L'expert a remis son rapport le 4 mai 2023.

Par deux mémoires, enregistrés le 31 mai 2023 et le 3 août 2023 (ce dernier non communiqué), la société SNCF Réseau, représentée par Me Piwnica et Me Molinié, maintient ses conclusions tendant, à titre principal, au rejet de la requête d'appel de la société Eiffage Rail Express, à titre subsidiaire, à l'annulation du jugement du tribunal administratif de Nantes du 9 avril 2019 en tant qu'il a fait partiellement droit à la demande de M. D... et au rejet de la demande indemnitaire présentée par l'intéressé, et, en toute hypothèse, à ce que la société Eiffage Rail Express et M. D... lui versent une somme de 5 000 euros au titre de l'article L. 761-1 du code de justice administrative. Elle demande en outre à la cour de mettre à la charge de la société Eiffage Rail Express et de la société SNCF Réseau les frais d'expertise.

Elle soutient que :

- le préjudice dont M. D... demande réparation ne présente pas de caractère grave et spécial, dès lors que :

o les nuisances sonores liées à la LGV en façade du château sont très circonscrites dans le temps et très faibles à l'intérieur du château comme en façade sud de celui-ci ; il en va de même à l'intérieur du parc ; elles ne peuvent être regardées comme perturbant de manière notable l'activité équestre au sein du parc ; elles sont faibles voire nulles pour la maison de la Belle Etoile ;

o les nuisances visuelles subies à partir du château sont nulles selon l'expert ; les mesures d'aménagement paysager compensatoires, qui ont fait l'objet d'un protocole d'accord le 11 octobre 2013, réduisent les éventuelles nuisances visuelles liées à l'infrastructure ;

o s'agissant de l'impact du passage de la LGV BPL sur la valeur de la propriété concernée, l'experte judiciaire a omis de prendre en considération la plus-value générée par la ligne ferroviaire ;

- les frais d'expertises, à la charge en principe de la partie perdante en vertu de l'article R. 761-1 du code de justice administrative, doivent être mis à la charge de la société Eiffage Rail Express et de M. D....

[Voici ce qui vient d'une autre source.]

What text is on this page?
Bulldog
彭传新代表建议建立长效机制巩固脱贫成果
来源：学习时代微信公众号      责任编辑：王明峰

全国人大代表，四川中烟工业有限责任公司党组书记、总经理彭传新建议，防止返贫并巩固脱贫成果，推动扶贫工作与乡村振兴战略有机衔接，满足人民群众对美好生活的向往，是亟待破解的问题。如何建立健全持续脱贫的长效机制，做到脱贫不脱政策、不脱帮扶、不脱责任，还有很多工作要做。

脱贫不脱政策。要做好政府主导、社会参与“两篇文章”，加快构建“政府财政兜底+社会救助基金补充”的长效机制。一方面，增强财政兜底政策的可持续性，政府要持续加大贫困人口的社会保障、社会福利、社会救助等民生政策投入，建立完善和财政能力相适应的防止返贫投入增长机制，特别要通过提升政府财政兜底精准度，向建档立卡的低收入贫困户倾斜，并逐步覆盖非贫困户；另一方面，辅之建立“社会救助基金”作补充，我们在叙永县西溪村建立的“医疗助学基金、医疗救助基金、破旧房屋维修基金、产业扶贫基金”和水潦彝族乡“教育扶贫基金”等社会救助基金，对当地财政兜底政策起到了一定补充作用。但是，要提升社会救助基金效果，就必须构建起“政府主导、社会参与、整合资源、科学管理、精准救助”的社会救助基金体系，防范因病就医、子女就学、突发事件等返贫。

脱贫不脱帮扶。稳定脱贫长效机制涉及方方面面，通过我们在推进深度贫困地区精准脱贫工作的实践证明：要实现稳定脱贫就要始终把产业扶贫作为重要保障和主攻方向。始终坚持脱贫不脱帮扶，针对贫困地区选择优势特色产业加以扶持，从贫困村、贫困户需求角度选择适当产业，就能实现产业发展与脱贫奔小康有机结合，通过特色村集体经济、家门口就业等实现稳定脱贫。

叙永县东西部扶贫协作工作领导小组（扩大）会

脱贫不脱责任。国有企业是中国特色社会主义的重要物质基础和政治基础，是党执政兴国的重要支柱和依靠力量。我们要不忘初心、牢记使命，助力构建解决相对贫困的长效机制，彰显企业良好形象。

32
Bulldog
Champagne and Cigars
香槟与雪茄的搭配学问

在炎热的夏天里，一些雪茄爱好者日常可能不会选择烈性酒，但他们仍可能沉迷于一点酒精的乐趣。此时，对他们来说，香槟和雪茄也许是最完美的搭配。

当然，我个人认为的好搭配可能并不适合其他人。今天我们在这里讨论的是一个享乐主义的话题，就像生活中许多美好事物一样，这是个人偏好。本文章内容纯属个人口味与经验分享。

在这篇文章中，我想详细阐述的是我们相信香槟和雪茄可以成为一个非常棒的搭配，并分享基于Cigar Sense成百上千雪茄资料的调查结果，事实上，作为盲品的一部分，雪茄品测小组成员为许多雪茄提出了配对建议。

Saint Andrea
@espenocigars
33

Par deux mémoires, enregistrés les 5 juin et 4 juillet 2023, la société Eiffage Rail Express, représentée par Me Tabouis, demande à la cour :

1°) d'annuler le jugement du 9 avril 2019 du tribunal administratif de Nantes en tant qu'il a jugé qu'elle était seule responsable des préjudices permanents résultant de la ligne à grande vitesse Bretagne Pays de la Loire ;

2°) à titre principal, de rejeter la demande indemnitaire de M. D... et, à titre subsidiaire de minorer le montant du préjudice retenu dans les conclusions de l'expertise judiciaire ordonnée avant dire-droit ;

3°) de mettre à la charge de la société SNCF Réseau la totalité des frais d'expertise provisoirement mis à sa charge ;

4°) de mettre à la charge de SNCF Réseau le versement à son profit de la somme de 5 000 euros au titre de l'article L. 761-1 du code de justice administrative.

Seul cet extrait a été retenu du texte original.